Prerequisites · You have a per-row or per-batch transformation to apply between read and write. End state · Transformer in the pipeline at a known order slot, registered via entry points.

Minimal transformer

from datacoolie.transformers.base import BaseTransformer
from datacoolie.core.models import DataFlow


class PiiMaskerTransformer(BaseTransformer):
    # Slots 40-60 are reserved for user plugins. Pick one.
    ORDER = 45

    @property
    def order(self) -> int:
        return self.ORDER

    def transform(self, df, dataflow: DataFlow):
        cfg = (dataflow.transform and dataflow.transform.additional.get("pii_mask")) or {}
        cols = cfg.get("columns", [])
        if not cols:
            self._mark_skipped()
            return df

        for c in cols:
            df = self._engine.add_column(df, c, f"sha2({c}, 256)")

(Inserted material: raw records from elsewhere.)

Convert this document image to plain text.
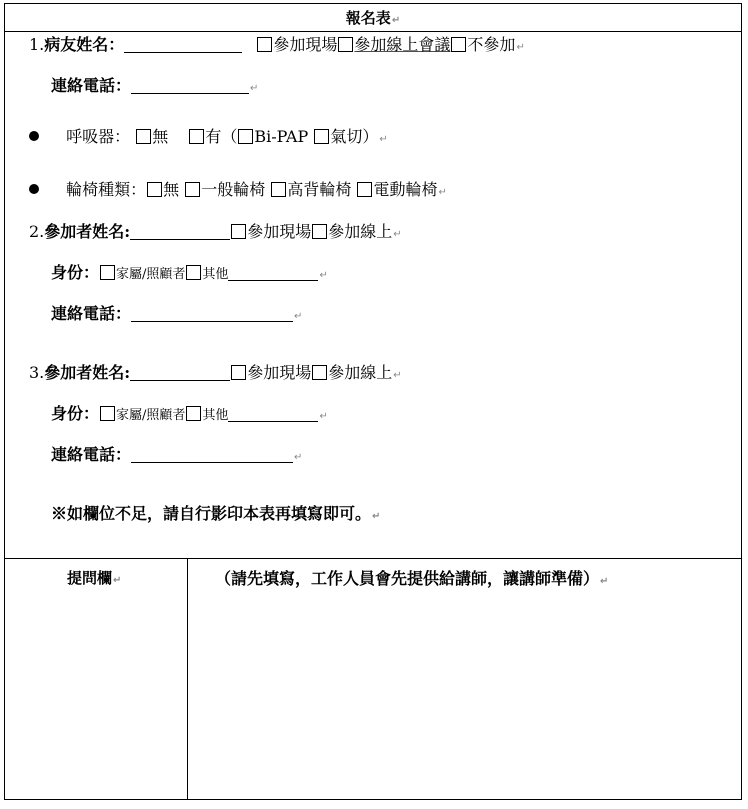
報名表↵
1.病友姓名：	參加現場 參加線上會議 不參加↵
連絡電話：	↵
呼吸器： 無 有（ Bi-PAP 氣切）↵
輪椅種類： 無 一般輪椅 高背輪椅 電動輪椅↵
2.參加者姓名:	參加現場 參加線上↵
身份： 家屬/照顧者 其他	↵
連絡電話：	↵
3.參加者姓名:	參加現場 參加線上↵
身份： 家屬/照顧者 其他	↵
連絡電話：	↵
※如欄位不足，請自行影印本表再填寫即可。↵
提問欄↵	（請先填寫，工作人員會先提供給講師，讓講師準備）↵
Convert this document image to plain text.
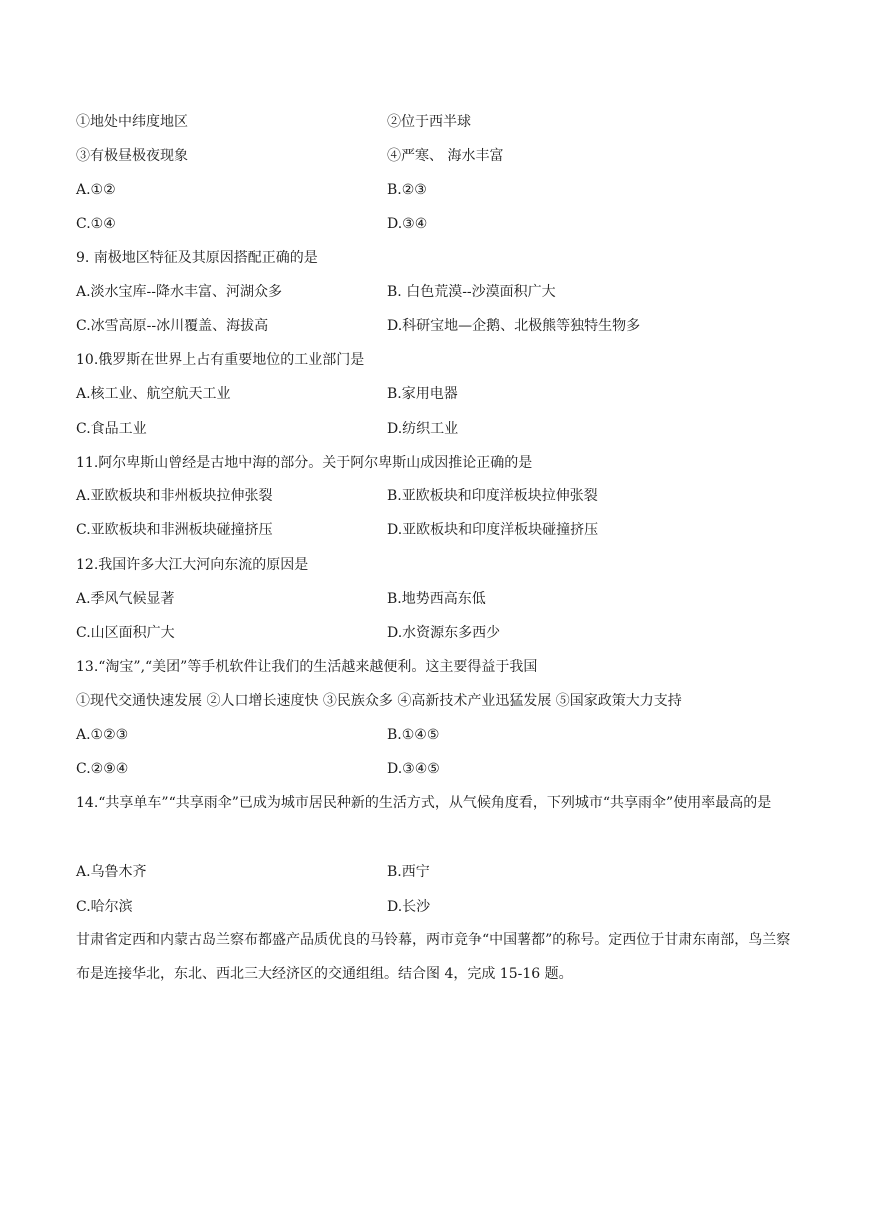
①地处中纬度地区	②位于西半球
③有极昼极夜现象	④严寒、 海水丰富
A.①②	B.②③
C.①④	D.③④
9. 南极地区特征及其原因搭配正确的是
A.淡水宝库--降水丰富、河湖众多	B. 白色荒漠--沙漠面积广大
C.冰雪高原--冰川覆盖、海拔高	D.科研宝地—企鹅、北极熊等独特生物多
10.俄罗斯在世界上占有重要地位的工业部门是
A.核工业、航空航天工业	B.家用电器
C.食品工业	D.纺织工业
11.阿尔卑斯山曾经是古地中海的部分。关于阿尔卑斯山成因推论正确的是
A.亚欧板块和非州板块拉伸张裂	B.亚欧板块和印度洋板块拉伸张裂
C.亚欧板块和非洲板块碰撞挤压	D.亚欧板块和印度洋板块碰撞挤压
12.我国许多大江大河向东流的原因是
A.季风气候显著	B.地势西高东低
C.山区面积广大	D.水资源东多西少
13.“淘宝”,“美团”等手机软件让我们的生活越来越便利。这主要得益于我国
①现代交通快速发展 ②人口增长速度快 ③民族众多 ④高新技术产业迅猛发展 ⑤国家政策大力支持
A.①②③	B.①④⑤
C.②⑨④	D.③④⑤
14.“共享单车”“共享雨伞”已成为城市居民种新的生活方式，从气候角度看，下列城市“共享雨伞”使用率最高的是
A.乌鲁木齐	B.西宁
C.哈尔滨	D.长沙
甘肃省定西和内蒙古岛兰察布都盛产品质优良的马铃幕，两市竞争“中国薯都”的称号。定西位于甘肃东南部，鸟兰察布是连接华北，东北、西北三大经济区的交通组组。结合图 4，完成 15-16 题。
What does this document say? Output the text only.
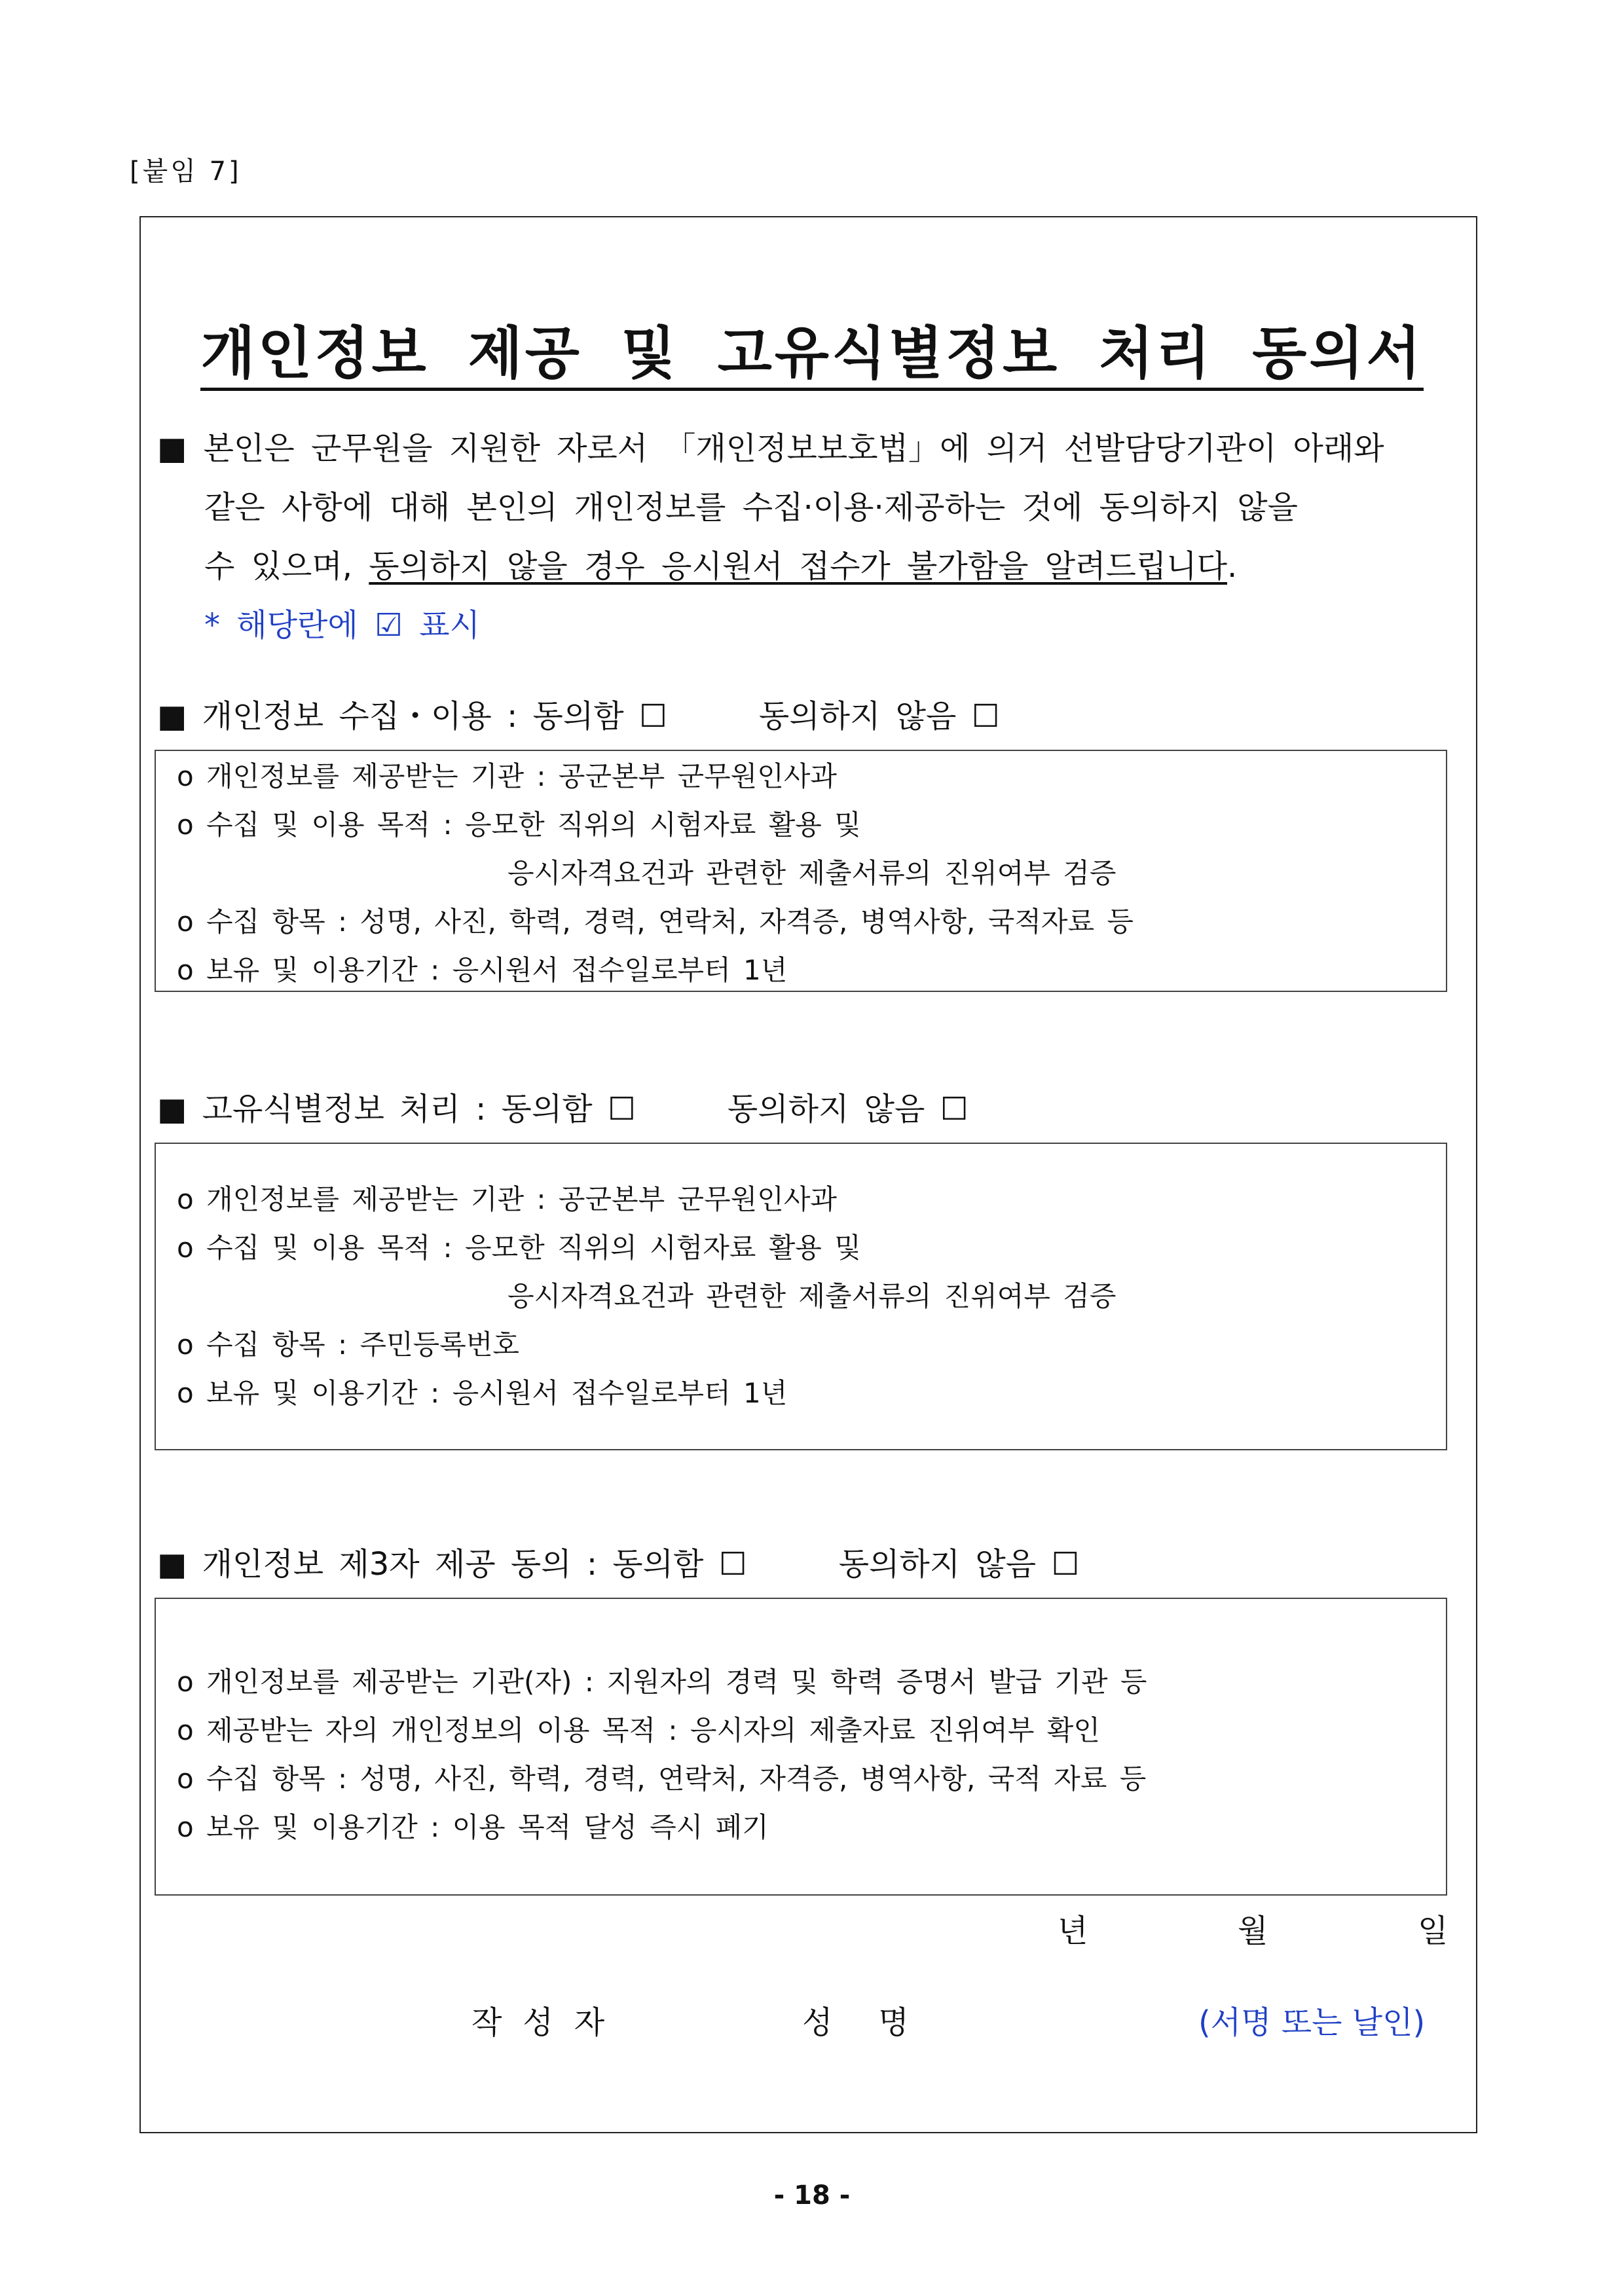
[붙임 7]
개인정보 제공 및 고유식별정보 처리 동의서
■ 본인은 군무원을 지원한 자로서 「개인정보보호법」에 의거 선발담당기관이 아래와
같은 사항에 대해 본인의 개인정보를 수집·이용·제공하는 것에 동의하지 않을
수 있으며, 동의하지 않을 경우 응시원서 접수가 불가함을 알려드립니다.
* 해당란에 ☑ 표시
■ 개인정보 수집・이용 : 동의함 ☐	동의하지 않음 ☐
o 개인정보를 제공받는 기관 : 공군본부 군무원인사과
o 수집 및 이용 목적 : 응모한 직위의 시험자료 활용 및
응시자격요건과 관련한 제출서류의 진위여부 검증
o 수집 항목 : 성명, 사진, 학력, 경력, 연락처, 자격증, 병역사항, 국적자료 등
o 보유 및 이용기간 : 응시원서 접수일로부터 1년
■ 고유식별정보 처리 : 동의함 ☐	동의하지 않음 ☐
o 개인정보를 제공받는 기관 : 공군본부 군무원인사과
o 수집 및 이용 목적 : 응모한 직위의 시험자료 활용 및
응시자격요건과 관련한 제출서류의 진위여부 검증
o 수집 항목 : 주민등록번호
o 보유 및 이용기간 : 응시원서 접수일로부터 1년
■ 개인정보 제3자 제공 동의 : 동의함 ☐	동의하지 않음 ☐
o 개인정보를 제공받는 기관(자) : 지원자의 경력 및 학력 증명서 발급 기관 등
o 제공받는 자의 개인정보의 이용 목적 : 응시자의 제출자료 진위여부 확인
o 수집 항목 : 성명, 사진, 학력, 경력, 연락처, 자격증, 병역사항, 국적 자료 등
o 보유 및 이용기간 : 이용 목적 달성 즉시 폐기
년	월	일
작성자	성명	(서명 또는 날인)
- 18 -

        self._mark_applied(f"cols={len(cols)}")
        return df

Register

[project.entry-points."datacoolie.transformers"]
pii_masker = "mypkg.transformers:PiiMaskerTransformer"

Opt in from metadata

The driver's DEFAULT_TRANSFORMERS list does not include your plugin. To use it:

driver = DataCoolieDriver(engine=engine, metadata_provider=metadata)
driver._create_transformer_pipeline = lambda: build_pipeline(
    engine,
    names=["schema_converter", "deduplicator", "pii_masker", "system_column_adder", "column_name_sanitizer"],
)

Or subclass DataCoolieDriver and override _create_transformer_pipeline.

Order slot cheat-sheet

Slots Who owns them
0–9 Reserved for future framework pre-cast work
10 SchemaConverter
20 Deduplicator
30 ColumnAdder, SCD2ColumnAdder
40–60 Your plugins
70 SystemColumnAdder
80 PartitionHandler
90 ColumnNameSanitizer
100+ Reserved for future framework post-sanitize work

See ADR-0003.

Tracking labels

Call _mark_applied(), _mark_applied("detail"), or _mark_skipped() inside transform so the ETL log records exactly what your transformer did. Without a call, the default is to record your class name.